The woes of Rome are interesting at present for a number of reasons. First of all, the mayor of Rome, the one person who should be giving a lead in dealing with the city’s troubles, is Virginia Raggi, who represents not one of the old corrupt and discredited political parties, but the new broom Five Star Movement. The trouble is that Ms Raggi’s personal history links her to the lords of misrule of yesteryear and if that were not enough, she has been widely perceived as not up to the job of running Rome. Nor has Ms Raggi quite hit it off with the Pope, though her relations with the Vatican are not as dismal as that of her predecessor.
This matters a great deal because the Five Star Movement, after the recent elections, now stands, perhaps, on the threshold of power, as the delicate negotiations following those elections try to put together a government. The Five Star Movement emerged as the largest party in the elections. As a glance at the map shows, it swept the south of Italy. But is it fit to rule? Its record in Rome and elsewhere does not command confidence.
Sadly, Italy has a history of putting unfit people into power, and we all know how that tends to end. Let us also not forget that the election campaign was marred by a huge row between the Church and the Five Star Movement. Whoever forms the next government, the disagreement about immigration is not going to go away.
Italy should be the crucible of Catholic social teaching in action, and indeed once was, when the Christian Democrat party held sway, but those days are long past and the dolce vita is a distant memory, obscured by what Italians call gli anni di piombo, the years of lead, the time of terrorism and recession in the 1970’s, the return of which is greatly feared.

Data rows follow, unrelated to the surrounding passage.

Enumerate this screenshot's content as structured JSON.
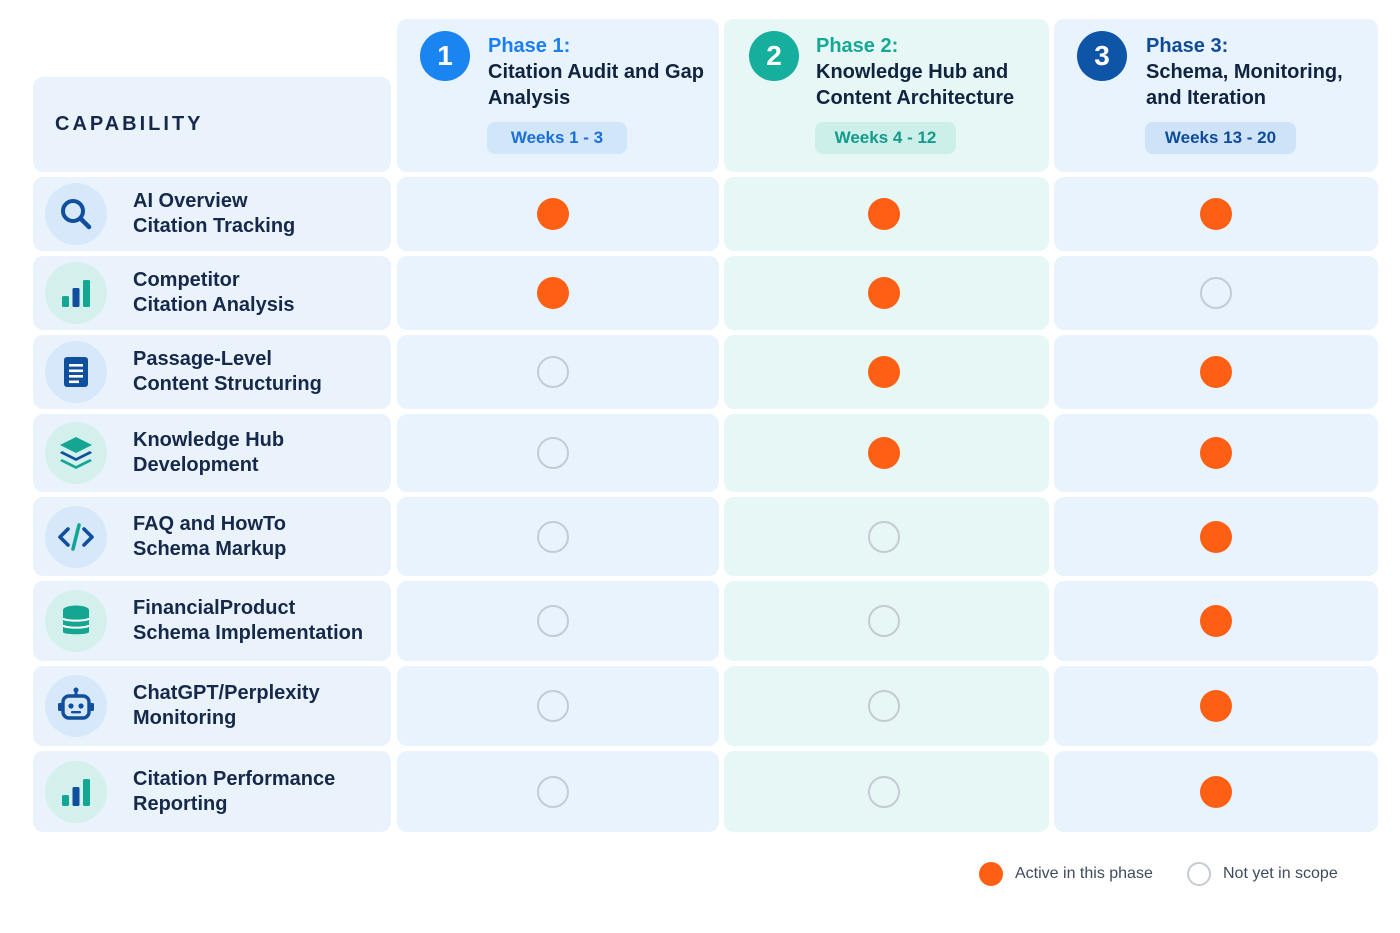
{
  "header": {
    "capability_label": "CAPABILITY"
  },
  "phases": [
    {
      "number": "1",
      "label": "Phase 1:",
      "title": "Citation Audit and Gap Analysis",
      "weeks": "Weeks 1 - 3",
      "accent": "#1a85f0",
      "label_color": "#1a7ff0",
      "weeks_bg": "#d2e6fa",
      "weeks_color": "#1b6fd8"
    },
    {
      "number": "2",
      "label": "Phase 2:",
      "title": "Knowledge Hub and Content Architecture",
      "weeks": "Weeks 4 - 12",
      "accent": "#16ae9c",
      "label_color": "#14a896",
      "weeks_bg": "#ccefe9",
      "weeks_color": "#139a8a"
    },
    {
      "number": "3",
      "label": "Phase 3:",
      "title": "Schema, Monitoring, and Iteration",
      "weeks": "Weeks 13 - 20",
      "accent": "#0e54a7",
      "label_color": "#0e4c9a",
      "weeks_bg": "#cfe3f8",
      "weeks_color": "#0e4c9a"
    }
  ],
  "capabilities": [
    {
      "line1": "AI Overview",
      "line2": "Citation Tracking",
      "icon": "search-icon",
      "status": [
        true,
        true,
        true
      ]
    },
    {
      "line1": "Competitor",
      "line2": "Citation Analysis",
      "icon": "bar-chart-icon",
      "status": [
        true,
        true,
        false
      ]
    },
    {
      "line1": "Passage-Level",
      "line2": "Content Structuring",
      "icon": "document-icon",
      "status": [
        false,
        true,
        true
      ]
    },
    {
      "line1": "Knowledge Hub",
      "line2": "Development",
      "icon": "layers-icon",
      "status": [
        false,
        true,
        true
      ]
    },
    {
      "line1": "FAQ and HowTo",
      "line2": "Schema Markup",
      "icon": "code-icon",
      "status": [
        false,
        false,
        true
      ]
    },
    {
      "line1": "FinancialProduct",
      "line2": "Schema Implementation",
      "icon": "database-icon",
      "status": [
        false,
        false,
        true
      ]
    },
    {
      "line1": "ChatGPT/Perplexity",
      "line2": "Monitoring",
      "icon": "robot-icon",
      "status": [
        false,
        false,
        true
      ]
    },
    {
      "line1": "Citation Performance",
      "line2": "Reporting",
      "icon": "bar-chart-icon",
      "status": [
        false,
        false,
        true
      ]
    }
  ],
  "legend": {
    "active_label": "Active in this phase",
    "inactive_label": "Not yet in scope"
  },
  "colors": {
    "active_dot": "#fd5f14",
    "inactive_dot_border": "#c4cbd3"
  }
}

As Tobias Jones’s article shows us, the difficulty in getting things done seems pretty insurmountable in contemporary Italy. But things have to be done, and the only way forward is through solidarity, that is caring about the needs of others, and co-operation between citizens. The real enemy is not the weather or geology, but the sort of selfishness that sees problems as purely personal rather than as challenges to the community. We need to remember our vision of the common good: not just in Rome and in Italy, but everywhere.